Un mari idéal d'Oscar Wilde Résumé et analyse

Un mari idéal d'Oscar Wilde Résumé et analyse

Résumé

Un mari idéal se déroule dans le Londres des années 1890 - à l'époque où Wilde l'a écrit - et l'action qui s'y déroule sur une journée. Il tourne autour d'un scandale qui menace de détruire la carrière et le mariage de Sir Robert Chiltern.

 

Acte 1

L'acte 1 se déroule lors d'une fête chez Sir Robert Chiltern. Quand Lady Markby entre, elle amène une amie, Mme Markby. Cheveley, qui est venue à la fête pour rencontrer Sir Robert. Lady Chiltern se rend compte qu'elle était à l'école avec Mme Chiltern. Cheveley. Lord Goring, un célibataire éligible, et son père, Lord Caversham, assistent également à la fête, tout comme Mabel Chiltern, la sœur de Sir Robert.

Lorsque Mme. Cheveley a la chance de parler seule à Sir Robert, elle partage son but de venir. Sur les conseils d'un ancien amant (Baron Arnheim), elle a investi massivement dans le projet de construction d'un canal argentin. Sir Robert dit qu'elle n'aurait pas dû parce que c'était une escroquerie. Elle lui rappelle sa propre implication dans la construction du canal de Suez. Il dit que les deux sont complètement différents, et il prononcera un discours le lendemain disant au gouvernement britannique de ne pas investir dans le canal. Mme. Cheveley insiste sur le fait qu'il doit le soutenir.

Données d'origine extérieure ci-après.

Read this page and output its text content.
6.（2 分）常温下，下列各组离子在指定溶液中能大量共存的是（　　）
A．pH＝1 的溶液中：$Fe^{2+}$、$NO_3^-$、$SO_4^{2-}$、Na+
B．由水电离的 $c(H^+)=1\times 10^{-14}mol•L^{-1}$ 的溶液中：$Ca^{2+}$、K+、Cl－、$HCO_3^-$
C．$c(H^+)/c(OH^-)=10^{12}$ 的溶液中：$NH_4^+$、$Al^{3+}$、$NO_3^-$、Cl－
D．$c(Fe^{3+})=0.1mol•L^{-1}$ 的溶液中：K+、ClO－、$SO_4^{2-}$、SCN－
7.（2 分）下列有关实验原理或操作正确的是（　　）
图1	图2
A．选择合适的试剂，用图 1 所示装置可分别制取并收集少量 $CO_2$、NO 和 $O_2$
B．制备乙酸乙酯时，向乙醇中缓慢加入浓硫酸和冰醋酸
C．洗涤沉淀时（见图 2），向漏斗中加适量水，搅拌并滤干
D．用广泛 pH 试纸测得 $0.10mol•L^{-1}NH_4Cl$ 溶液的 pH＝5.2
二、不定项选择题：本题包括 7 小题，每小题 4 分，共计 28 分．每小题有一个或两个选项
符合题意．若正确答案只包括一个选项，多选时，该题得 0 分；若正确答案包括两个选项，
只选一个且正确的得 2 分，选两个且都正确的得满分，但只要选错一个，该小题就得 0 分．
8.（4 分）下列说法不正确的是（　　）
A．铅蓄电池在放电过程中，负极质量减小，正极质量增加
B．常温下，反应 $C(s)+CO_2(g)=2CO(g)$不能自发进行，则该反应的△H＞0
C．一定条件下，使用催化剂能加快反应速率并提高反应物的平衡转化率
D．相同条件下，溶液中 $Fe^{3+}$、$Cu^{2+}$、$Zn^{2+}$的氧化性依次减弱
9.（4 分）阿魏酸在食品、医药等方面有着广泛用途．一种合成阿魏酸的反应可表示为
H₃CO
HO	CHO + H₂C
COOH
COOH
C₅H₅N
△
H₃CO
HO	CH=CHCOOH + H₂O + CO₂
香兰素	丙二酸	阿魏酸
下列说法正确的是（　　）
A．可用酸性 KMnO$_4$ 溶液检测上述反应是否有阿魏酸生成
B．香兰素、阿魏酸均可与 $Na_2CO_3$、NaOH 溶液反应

Elle sait que Sir Robert a fait fortune en vendant des secrets du gouvernement au baron Arnheim. Sir Robert tente de rejeter son accusation, mais Mme Robert essaie de rejeter son accusation. Cheveley a des preuves : la lettre qu'il a écrite offrant les secrets. Elle dit qu'elle lui donnera la lettre après qu'il aura fait une annonce publique en faveur du canal argentin. Il est d'accord. Avant qu'elle ne quitte Mme. Cheveley dit à Lady Chiltern que Sir Robert soutiendra le canal.

Lorsque Mabel Chiltern et Lord Goring sont seuls sur scène, Mabel trouve une broche en diamant dans le canapé. Lord Goring en prend possession et demande à Mabel de ne rien dire à ce sujet. Ils quittent la scène.

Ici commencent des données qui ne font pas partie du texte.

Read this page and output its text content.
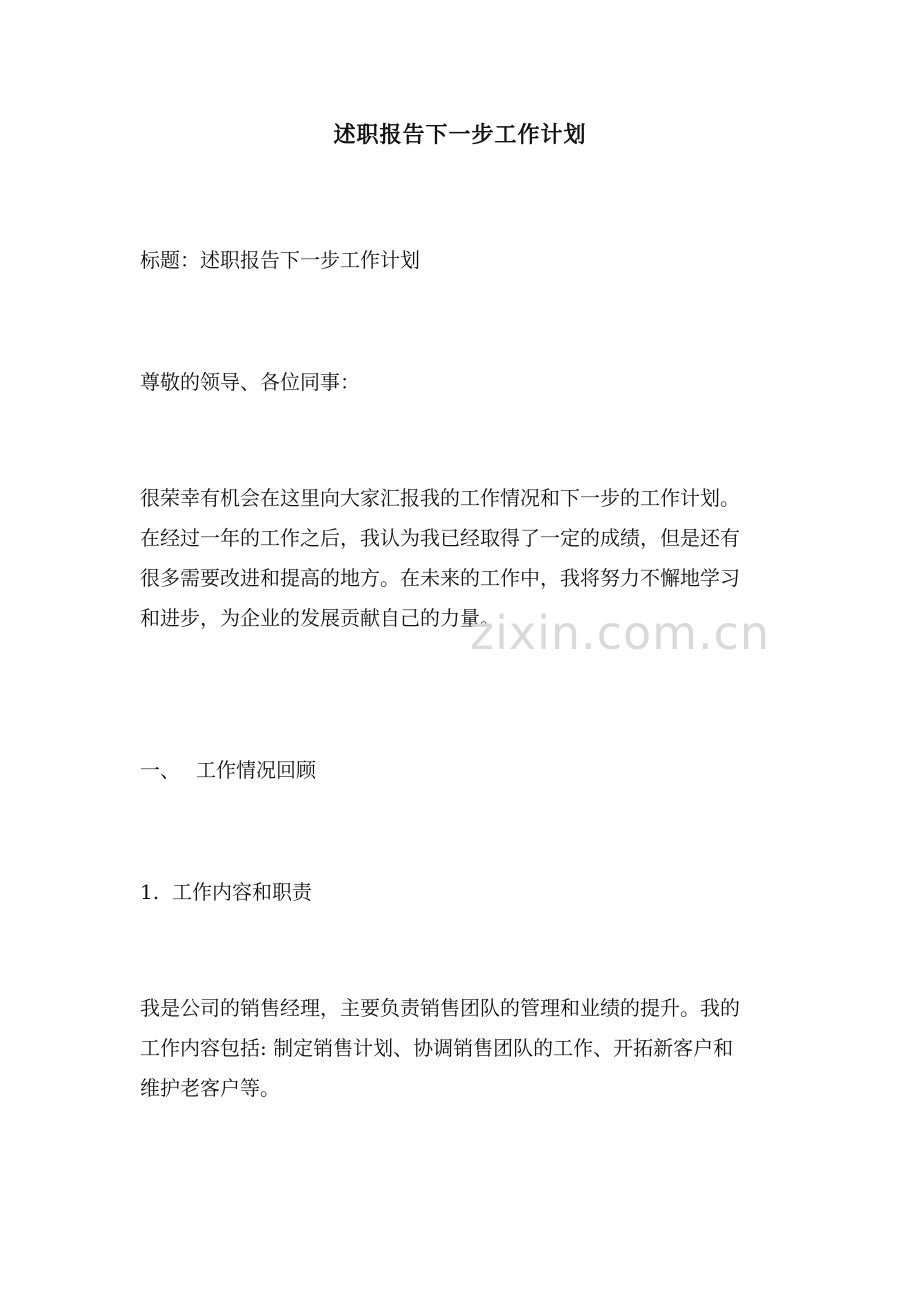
述职报告下一步工作计划
标题：述职报告下一步工作计划
尊敬的领导、各位同事：
很荣幸有机会在这里向大家汇报我的工作情况和下一步的工作计划。
在经过一年的工作之后，我认为我已经取得了一定的成绩，但是还有
很多需要改进和提高的地方。在未来的工作中，我将努力不懈地学习
和进步，为企业的发展贡献自己的力量。
一、 工作情况回顾
1. 工作内容和职责
我是公司的销售经理，主要负责销售团队的管理和业绩的提升。我的
工作内容包括: 制定销售计划、协调销售团队的工作、开拓新客户和
维护老客户等。
zixin.com.cn
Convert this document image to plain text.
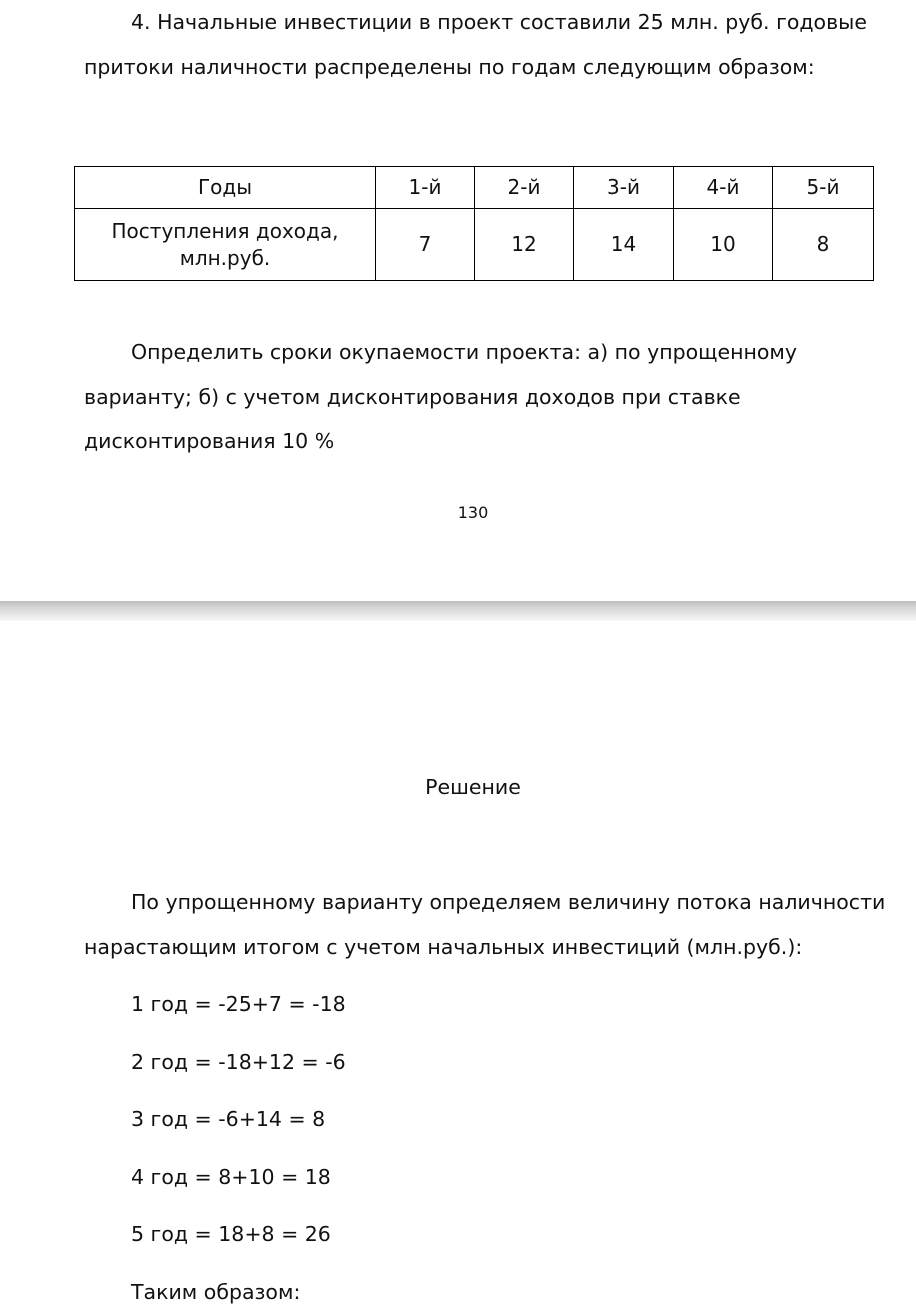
4. Начальные инвестиции в проект составили 25 млн. руб. годовые
притоки наличности распределены по годам следующим образом:
Годы	1-й	2-й	3-й	4-й	5-й

Поступления дохода,
млн.руб.	7	12	14	10	8
Определить сроки окупаемости проекта: а) по упрощенному
варианту; б) с учетом дисконтирования доходов при ставке
дисконтирования 10 %
130
Решение
По упрощенному варианту определяем величину потока наличности
нарастающим итогом с учетом начальных инвестиций (млн.руб.):
1 год = -25+7 = -18
2 год = -18+12 = -6
3 год = -6+14 = 8
4 год = 8+10 = 18
5 год = 18+8 = 26
Таким образом:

Après le retour de Lady Chiltern et Sir Robert sur scène, elle lui pose des questions sur le canal et lui explique que Mme. Cheveley a été expulsée de l'école pour vol. Il admet qu'il a changé de position sur le canal, et elle fait pression sur lui pour qu'il retourne Mme. Cheveley, ce qu'il fait, dans une lettre.

 

Acte 2

Lord Goring conseille à Sir Robert de tout dire à Lady Chiltern. Sir Robert admet avoir vendu illégalement des secrets du gouvernement. Le baron l'a convaincu de le faire pour gagner le pouvoir, ce qui, selon lui, ne pourrait être obtenu que par la richesse. Si la vérité ressort du crime de Sir Robert, il y aura un grand scandale. Lord Goring exhorte son ami à combattre Mme. Cheveley et offre d'aide.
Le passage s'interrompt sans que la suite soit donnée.